The Coordinator National Tuberculosis and Leprosy Control Programme, Dr. Chukwuma Anyaike made the disclosure while rolling out planned activities marking 2021 World TB day to be celebrated on March 24.
He explained that Nigeria accounts for 11% of the global gap between TB incidences and notified cases.
Menace of tuberculosis
Dr. Chukwuma noted that out of 440,000 estimated new TB cases in Nigeria in 2019, only 120,266 were notified to the national Tuberculosis and Leprosy Control Programme with 27% treatment coverage.

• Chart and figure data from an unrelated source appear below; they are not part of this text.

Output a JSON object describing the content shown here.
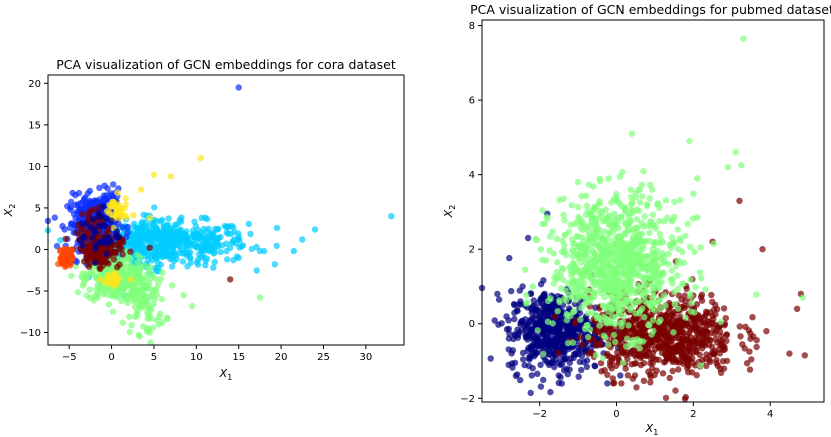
{
  "chart_data": [
    {
      "type": "scatter",
      "title": "PCA visualization of GCN embeddings for cora dataset",
      "xlabel_base": "X",
      "xlabel_sub": "1",
      "ylabel_base": "X",
      "ylabel_sub": "2",
      "xlim": [
        -7.5,
        34.5
      ],
      "ylim": [
        -11.5,
        21
      ],
      "xticks": [
        -5,
        0,
        5,
        10,
        15,
        20,
        25,
        30
      ],
      "yticks": [
        -10,
        -5,
        0,
        5,
        10,
        15,
        20
      ],
      "grid": false,
      "legend": "none",
      "series": [
        {
          "color": "#00ccff",
          "clusters": [
            {
              "center": [
                7,
                0.8
              ],
              "spread": [
                4.5,
                1.3
              ],
              "count": 420
            },
            {
              "center": [
                3,
                0.5
              ],
              "spread": [
                2.5,
                1.5
              ],
              "count": 160
            }
          ],
          "points": [
            [
              15,
              1.5
            ],
            [
              17.5,
              -0.2
            ],
            [
              18,
              -0.2
            ],
            [
              19.5,
              2.6
            ],
            [
              21.5,
              -0.2
            ],
            [
              22.5,
              1.2
            ],
            [
              24,
              2.4
            ],
            [
              33,
              4
            ],
            [
              14,
              0.2
            ],
            [
              15,
              -1
            ],
            [
              12,
              -2.2
            ],
            [
              12.5,
              2.4
            ]
          ]
        },
        {
          "color": "#80ff7a",
          "clusters": [
            {
              "center": [
                0.5,
                -3.5
              ],
              "spread": [
                1.8,
                1.4
              ],
              "count": 320
            },
            {
              "center": [
                4,
                -6.5
              ],
              "spread": [
                1.2,
                1.8
              ],
              "count": 80
            }
          ],
          "points": [
            [
              4.5,
              -10
            ],
            [
              4.2,
              -9.5
            ],
            [
              8.5,
              -5.5
            ],
            [
              9.5,
              -6.8
            ],
            [
              17.5,
              -5.8
            ]
          ]
        },
        {
          "color": "#0a2cff",
          "clusters": [
            {
              "center": [
                -2.2,
                3.2
              ],
              "spread": [
                1.5,
                1.6
              ],
              "count": 260
            },
            {
              "center": [
                -0.5,
                5.5
              ],
              "spread": [
                0.8,
                0.8
              ],
              "count": 60
            }
          ],
          "points": [
            [
              15,
              19.5
            ]
          ]
        },
        {
          "color": "#ffe51a",
          "clusters": [
            {
              "center": [
                0.5,
                4.5
              ],
              "spread": [
                0.7,
                0.9
              ],
              "count": 40
            },
            {
              "center": [
                0.5,
                -3.5
              ],
              "spread": [
                0.8,
                0.6
              ],
              "count": 20
            }
          ],
          "points": [
            [
              3.5,
              7.2
            ],
            [
              5,
              9
            ],
            [
              7,
              8.8
            ],
            [
              10.5,
              11
            ],
            [
              4.5,
              3.8
            ]
          ]
        },
        {
          "color": "#7a0000",
          "clusters": [
            {
              "center": [
                -1.5,
                0
              ],
              "spread": [
                1.3,
                1.0
              ],
              "count": 160
            },
            {
              "center": [
                -2.5,
                3
              ],
              "spread": [
                0.8,
                1.0
              ],
              "count": 30
            }
          ],
          "points": [
            [
              14,
              -3.6
            ],
            [
              4.5,
              0.2
            ]
          ]
        },
        {
          "color": "#ff4400",
          "clusters": [
            {
              "center": [
                -5.3,
                -1.0
              ],
              "spread": [
                0.3,
                0.5
              ],
              "count": 90
            }
          ],
          "points": []
        },
        {
          "color": "#000090",
          "clusters": [
            {
              "center": [
                -1.5,
                2.0
              ],
              "spread": [
                1.2,
                1.5
              ],
              "count": 40
            }
          ],
          "points": []
        }
      ]
    },
    {
      "type": "scatter",
      "title": "PCA visualization of GCN embeddings for pubmed dataset",
      "xlabel_base": "X",
      "xlabel_sub": "1",
      "ylabel_base": "X",
      "ylabel_sub": "2",
      "xlim": [
        -3.5,
        5.4
      ],
      "ylim": [
        -2.1,
        8.15
      ],
      "xticks": [
        -2,
        0,
        2,
        4
      ],
      "yticks": [
        -2,
        0,
        2,
        4,
        6,
        8
      ],
      "grid": false,
      "legend": "none",
      "series": [
        {
          "color": "#00007f",
          "clusters": [
            {
              "center": [
                -1.6,
                -0.2
              ],
              "spread": [
                0.6,
                0.55
              ],
              "count": 550
            }
          ],
          "points": [
            [
              -3.1,
              0.8
            ],
            [
              -2.3,
              2.3
            ],
            [
              -1.8,
              2.95
            ],
            [
              -2.8,
              -0.4
            ],
            [
              -2.5,
              0.6
            ]
          ]
        },
        {
          "color": "#7a0000",
          "clusters": [
            {
              "center": [
                1.2,
                -0.3
              ],
              "spread": [
                0.95,
                0.55
              ],
              "count": 750
            }
          ],
          "points": [
            [
              4.8,
              0.8
            ],
            [
              4.7,
              0.4
            ],
            [
              4.5,
              -0.8
            ],
            [
              4.9,
              -0.85
            ],
            [
              3.9,
              -0.2
            ],
            [
              3.2,
              3.3
            ],
            [
              3.8,
              2.0
            ],
            [
              2.5,
              2.2
            ]
          ]
        },
        {
          "color": "#80ff7a",
          "clusters": [
            {
              "center": [
                0.0,
                1.6
              ],
              "spread": [
                0.85,
                0.9
              ],
              "count": 900
            }
          ],
          "points": [
            [
              3.3,
              7.65
            ],
            [
              0.4,
              5.1
            ],
            [
              1.9,
              4.9
            ],
            [
              3.1,
              4.6
            ],
            [
              3.25,
              4.25
            ],
            [
              2.1,
              3.9
            ],
            [
              2.9,
              4.2
            ],
            [
              -1.0,
              3.8
            ],
            [
              4.85,
              0.7
            ],
            [
              -0.2,
              3.9
            ]
          ]
        }
      ]
    }
  ]
}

He said “when you put all this with the number of people affected you know that there is a problem but the good thing about Tuberculosis is that it is curable. So there is hope if we do the right thing to arrest the menace of Tuberculosis in the country”.
He warned Nigerians not to take TB for granted as it is a deadly disease. “TB is not a respecter of any person whether rich or poor because it cuts across all strata of life but is more with those with reduced immunity or nutrition and terminal diseases”, he said.
Curtailing spread of TB
Chukwuma identified the need for innovative approaches to TB, detecting new cases, arresting them through treatment and avoiding stigmatization as a strategy to curtailing the spread of Tuberculosis.
He urged government, NGO’s, health workers and other stakeholders to join efforts in changing the negative record and fighting the menace before 2022.
“All hand must be on deck if we must achieve the sustainable development goals and also join other countries in achieving the universal health coverage”, he added.
In her contributions, the Vice Chairman Stop TB Partnership Nigeria, Dr. Queen Ogbuji while highlighting activities to mark the World TB day in Nigeria, identified TB as number one infectious killer disease in the world and among the top ten causes of death worldwide.
She explained that one quarter of the world’s population is infected with TB adding that ten million people develop TB every year with approximately 1.1 million children and 860,000 people living with HIV are affected.
She added that three million people miss out of TB care and treatment.
Dr. Queen said “now more than ever we need redoubled efforts to raise awareness and ambitious commitments to mobilize the very needed resources to help achieve the UN high level mission target of ending TB by 2022.”
She identified awareness creation, addressing 70% domestic funding gap and facilitating inter-ministerial agency collaboration as priority focus.
Country representative of World Health Organization WHO, Dr. Walter Kazadi, TB team Leader USAID Nigeria, Dr. Temitayo Odusote and Executive Director KNCV TB foundation Nigeria, Dr. Bertrand Odume, re-affirmed commitments to collaborate with relevant organizations to end Tuberculosis in Nigeria.
The theme for the 2021 World TB day is ‘clock is ticking’ with a pidgin slogan: ‘cough fit be TB not Covid , check am ooo’.